All right, this is already going long. And there's plenty more I want to get to. Simply, tariffs work for the specific producers but make everyone else poorer. Including those specific producers, in the long-run.

Yet... the fallacies coming from Trump's tiny lips are the same ones I hear coming out of Canadians fat mouths. And this is whether they politically identify with the Orange Dingbat or not.

This idea that "we don't need no Americans, we got all the resources here in Canada, let's just build our manufacturing base here!"

And how do you suppose we do that? By discouraging exports through tariffs? How about the outright nationalization of crude oil, cars, gold, refined petroleum oils, automotive parts and accessories, petroleum gas, sawn and chipped wood, aluminum, and turbojets industries?

We could always raise the price of manufactured goods in Canada, demand Canadian entrepreneurs step up to the plate...

But how could we be expected to do this in a regime with punitive taxation and a costly and unnecessary government bureaucracy? Where business decisions are increasingly and fundamentally the will of bureaucratic enforcement instead of the entrepreneur?

Canadians, if they don't want to sound like Trump cut from a different cloth, should consider looking at the long-run effects on everyone as a whole instead of the immediate effects on a single group of people.

And about Canada's dairy cartel?

It's true -- they will be hurt if supply management ends. As some people have developed specialized skills surrounding supply management, they may suffer permanently. That is, until they learn a new skill. If they can. Perhaps they're in their 50s or 60s and without sufficient savings.

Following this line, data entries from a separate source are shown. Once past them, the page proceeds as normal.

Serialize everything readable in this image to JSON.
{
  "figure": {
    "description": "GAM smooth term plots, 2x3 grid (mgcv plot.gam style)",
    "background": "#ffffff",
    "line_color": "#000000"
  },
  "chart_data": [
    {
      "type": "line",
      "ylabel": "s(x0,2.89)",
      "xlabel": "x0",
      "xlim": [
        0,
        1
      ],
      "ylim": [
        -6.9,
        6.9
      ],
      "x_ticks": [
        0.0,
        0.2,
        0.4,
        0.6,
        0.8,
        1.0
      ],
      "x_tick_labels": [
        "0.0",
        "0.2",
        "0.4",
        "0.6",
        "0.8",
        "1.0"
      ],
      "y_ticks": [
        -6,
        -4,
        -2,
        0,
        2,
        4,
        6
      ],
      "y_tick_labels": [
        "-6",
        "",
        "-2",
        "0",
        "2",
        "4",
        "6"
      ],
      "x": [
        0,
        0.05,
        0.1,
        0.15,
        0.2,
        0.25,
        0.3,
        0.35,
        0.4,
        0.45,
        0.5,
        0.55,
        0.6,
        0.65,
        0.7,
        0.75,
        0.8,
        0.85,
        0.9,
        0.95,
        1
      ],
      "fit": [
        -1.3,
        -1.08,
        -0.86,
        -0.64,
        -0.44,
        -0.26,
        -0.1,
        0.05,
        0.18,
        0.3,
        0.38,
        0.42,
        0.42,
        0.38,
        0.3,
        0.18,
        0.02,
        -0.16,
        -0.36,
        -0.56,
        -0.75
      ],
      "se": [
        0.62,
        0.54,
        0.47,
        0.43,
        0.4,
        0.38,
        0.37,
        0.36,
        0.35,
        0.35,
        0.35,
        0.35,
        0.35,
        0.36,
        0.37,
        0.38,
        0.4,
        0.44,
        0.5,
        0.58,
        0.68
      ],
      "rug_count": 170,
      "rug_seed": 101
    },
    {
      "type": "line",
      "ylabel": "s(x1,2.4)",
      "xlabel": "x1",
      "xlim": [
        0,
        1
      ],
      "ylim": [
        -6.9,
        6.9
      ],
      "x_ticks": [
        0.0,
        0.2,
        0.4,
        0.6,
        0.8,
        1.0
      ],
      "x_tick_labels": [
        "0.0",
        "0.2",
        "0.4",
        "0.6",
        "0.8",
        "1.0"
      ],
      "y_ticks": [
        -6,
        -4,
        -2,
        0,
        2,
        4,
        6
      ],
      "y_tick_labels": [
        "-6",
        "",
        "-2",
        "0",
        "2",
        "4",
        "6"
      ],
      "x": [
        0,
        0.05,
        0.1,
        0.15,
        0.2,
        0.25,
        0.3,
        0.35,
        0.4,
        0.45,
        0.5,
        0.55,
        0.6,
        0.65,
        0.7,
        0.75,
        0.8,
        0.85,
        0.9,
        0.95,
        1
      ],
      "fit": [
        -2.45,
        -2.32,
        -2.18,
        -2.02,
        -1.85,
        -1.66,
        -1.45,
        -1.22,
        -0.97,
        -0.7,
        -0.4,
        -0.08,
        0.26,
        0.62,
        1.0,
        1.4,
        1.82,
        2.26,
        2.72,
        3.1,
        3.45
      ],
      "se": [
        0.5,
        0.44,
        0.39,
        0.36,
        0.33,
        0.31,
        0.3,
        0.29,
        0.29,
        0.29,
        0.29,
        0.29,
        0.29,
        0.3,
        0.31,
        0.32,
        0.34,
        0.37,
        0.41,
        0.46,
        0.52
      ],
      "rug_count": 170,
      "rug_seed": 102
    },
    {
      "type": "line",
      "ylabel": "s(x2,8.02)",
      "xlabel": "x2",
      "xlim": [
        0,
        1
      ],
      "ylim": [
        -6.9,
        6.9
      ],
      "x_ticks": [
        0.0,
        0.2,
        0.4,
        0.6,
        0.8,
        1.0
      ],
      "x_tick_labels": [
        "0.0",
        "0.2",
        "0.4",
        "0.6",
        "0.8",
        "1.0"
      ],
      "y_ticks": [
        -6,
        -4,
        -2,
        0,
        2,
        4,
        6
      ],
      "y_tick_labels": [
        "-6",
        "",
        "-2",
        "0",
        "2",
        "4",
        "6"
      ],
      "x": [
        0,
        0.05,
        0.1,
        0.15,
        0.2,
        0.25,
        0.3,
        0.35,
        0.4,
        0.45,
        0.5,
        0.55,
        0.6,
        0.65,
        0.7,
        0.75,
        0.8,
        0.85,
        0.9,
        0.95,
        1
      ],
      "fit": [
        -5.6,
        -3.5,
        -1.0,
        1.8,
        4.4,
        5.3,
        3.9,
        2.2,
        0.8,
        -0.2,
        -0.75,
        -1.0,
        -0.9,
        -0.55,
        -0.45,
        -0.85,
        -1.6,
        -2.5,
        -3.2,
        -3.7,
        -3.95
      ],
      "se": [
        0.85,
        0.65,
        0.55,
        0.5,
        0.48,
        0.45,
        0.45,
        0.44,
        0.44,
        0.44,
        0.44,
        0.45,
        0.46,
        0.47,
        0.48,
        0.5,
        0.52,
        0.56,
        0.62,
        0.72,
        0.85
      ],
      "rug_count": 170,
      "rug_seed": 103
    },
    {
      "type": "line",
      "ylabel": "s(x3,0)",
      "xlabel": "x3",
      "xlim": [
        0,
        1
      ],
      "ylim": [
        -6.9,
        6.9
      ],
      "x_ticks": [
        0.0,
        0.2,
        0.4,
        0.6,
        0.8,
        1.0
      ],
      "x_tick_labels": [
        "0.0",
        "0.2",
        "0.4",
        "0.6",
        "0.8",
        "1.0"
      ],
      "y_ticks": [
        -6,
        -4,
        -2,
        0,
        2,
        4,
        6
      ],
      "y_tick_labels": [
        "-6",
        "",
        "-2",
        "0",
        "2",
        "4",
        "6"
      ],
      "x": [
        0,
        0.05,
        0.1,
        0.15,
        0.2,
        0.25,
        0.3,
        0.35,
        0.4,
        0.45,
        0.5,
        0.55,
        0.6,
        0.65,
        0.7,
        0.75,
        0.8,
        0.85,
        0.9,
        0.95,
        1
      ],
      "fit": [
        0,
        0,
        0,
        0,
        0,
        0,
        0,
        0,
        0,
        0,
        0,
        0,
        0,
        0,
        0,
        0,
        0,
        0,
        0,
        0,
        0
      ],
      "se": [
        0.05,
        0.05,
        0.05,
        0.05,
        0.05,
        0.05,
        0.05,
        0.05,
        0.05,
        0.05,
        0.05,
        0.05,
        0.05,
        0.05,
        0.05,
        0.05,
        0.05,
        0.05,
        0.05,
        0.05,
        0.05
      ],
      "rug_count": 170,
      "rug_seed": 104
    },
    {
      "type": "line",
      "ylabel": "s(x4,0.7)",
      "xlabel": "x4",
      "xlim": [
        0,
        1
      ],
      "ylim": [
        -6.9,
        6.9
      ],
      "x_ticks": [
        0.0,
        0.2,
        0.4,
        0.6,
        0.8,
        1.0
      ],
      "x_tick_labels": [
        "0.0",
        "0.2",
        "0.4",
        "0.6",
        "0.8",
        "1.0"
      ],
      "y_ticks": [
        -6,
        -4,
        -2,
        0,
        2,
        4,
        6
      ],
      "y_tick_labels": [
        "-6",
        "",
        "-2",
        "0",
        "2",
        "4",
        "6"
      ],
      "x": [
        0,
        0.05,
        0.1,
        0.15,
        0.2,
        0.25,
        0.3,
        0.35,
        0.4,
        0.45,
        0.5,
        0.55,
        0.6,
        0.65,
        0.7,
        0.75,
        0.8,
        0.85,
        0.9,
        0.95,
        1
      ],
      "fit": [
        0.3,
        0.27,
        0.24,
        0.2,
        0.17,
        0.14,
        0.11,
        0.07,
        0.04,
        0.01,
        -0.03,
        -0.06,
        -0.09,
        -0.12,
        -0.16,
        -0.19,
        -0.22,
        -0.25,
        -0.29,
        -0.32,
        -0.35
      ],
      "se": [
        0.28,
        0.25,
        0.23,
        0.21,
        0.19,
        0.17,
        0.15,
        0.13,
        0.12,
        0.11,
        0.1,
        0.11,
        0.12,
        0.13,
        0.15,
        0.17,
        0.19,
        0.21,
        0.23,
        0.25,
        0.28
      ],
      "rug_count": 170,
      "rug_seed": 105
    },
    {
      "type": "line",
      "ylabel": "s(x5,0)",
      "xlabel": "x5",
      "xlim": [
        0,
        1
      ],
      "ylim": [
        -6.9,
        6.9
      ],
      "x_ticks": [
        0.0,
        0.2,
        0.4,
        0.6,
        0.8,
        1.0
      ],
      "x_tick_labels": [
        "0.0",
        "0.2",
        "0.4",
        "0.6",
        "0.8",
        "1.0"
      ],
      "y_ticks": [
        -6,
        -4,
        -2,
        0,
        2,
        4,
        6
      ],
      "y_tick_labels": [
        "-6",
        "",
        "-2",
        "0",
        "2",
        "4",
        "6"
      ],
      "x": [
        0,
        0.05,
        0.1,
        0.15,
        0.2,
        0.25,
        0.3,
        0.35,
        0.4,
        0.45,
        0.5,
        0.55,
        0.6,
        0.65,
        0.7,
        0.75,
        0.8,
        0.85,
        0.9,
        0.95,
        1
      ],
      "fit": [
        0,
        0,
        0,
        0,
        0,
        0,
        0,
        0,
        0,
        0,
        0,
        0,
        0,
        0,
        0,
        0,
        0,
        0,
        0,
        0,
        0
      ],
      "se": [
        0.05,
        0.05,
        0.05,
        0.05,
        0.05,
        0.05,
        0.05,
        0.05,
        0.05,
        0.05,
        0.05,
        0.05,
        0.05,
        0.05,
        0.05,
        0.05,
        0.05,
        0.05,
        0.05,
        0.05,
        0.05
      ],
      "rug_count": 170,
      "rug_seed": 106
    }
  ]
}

Such is life. It's unfair. Once upon a time, mutual aid societies like the Lions Club or the Odd Fellows played a much larger role in civic life. Like with everything else, the state has made this unaffordable. It has unintentionally fostered dependence on itself. It has crowded out private investment, including social capital.

We are now at the end of the experiment in social democracy and socialism. It may last another 20 years. But this is the end.

Fair or unfair, facts don't lie. It is a fallacy to say supply management or tariffs "provide employment," or "protect consumers" or any of that nonsense.

So far as our standard of living is concerned, it does the complete opposite.

We are poorer with tariffs and we are poorer with supply management. We're probably better off with NAFTA then without it, but, ultimately, we need to focus on the Federal Reserve if we're ever going to get anywhere.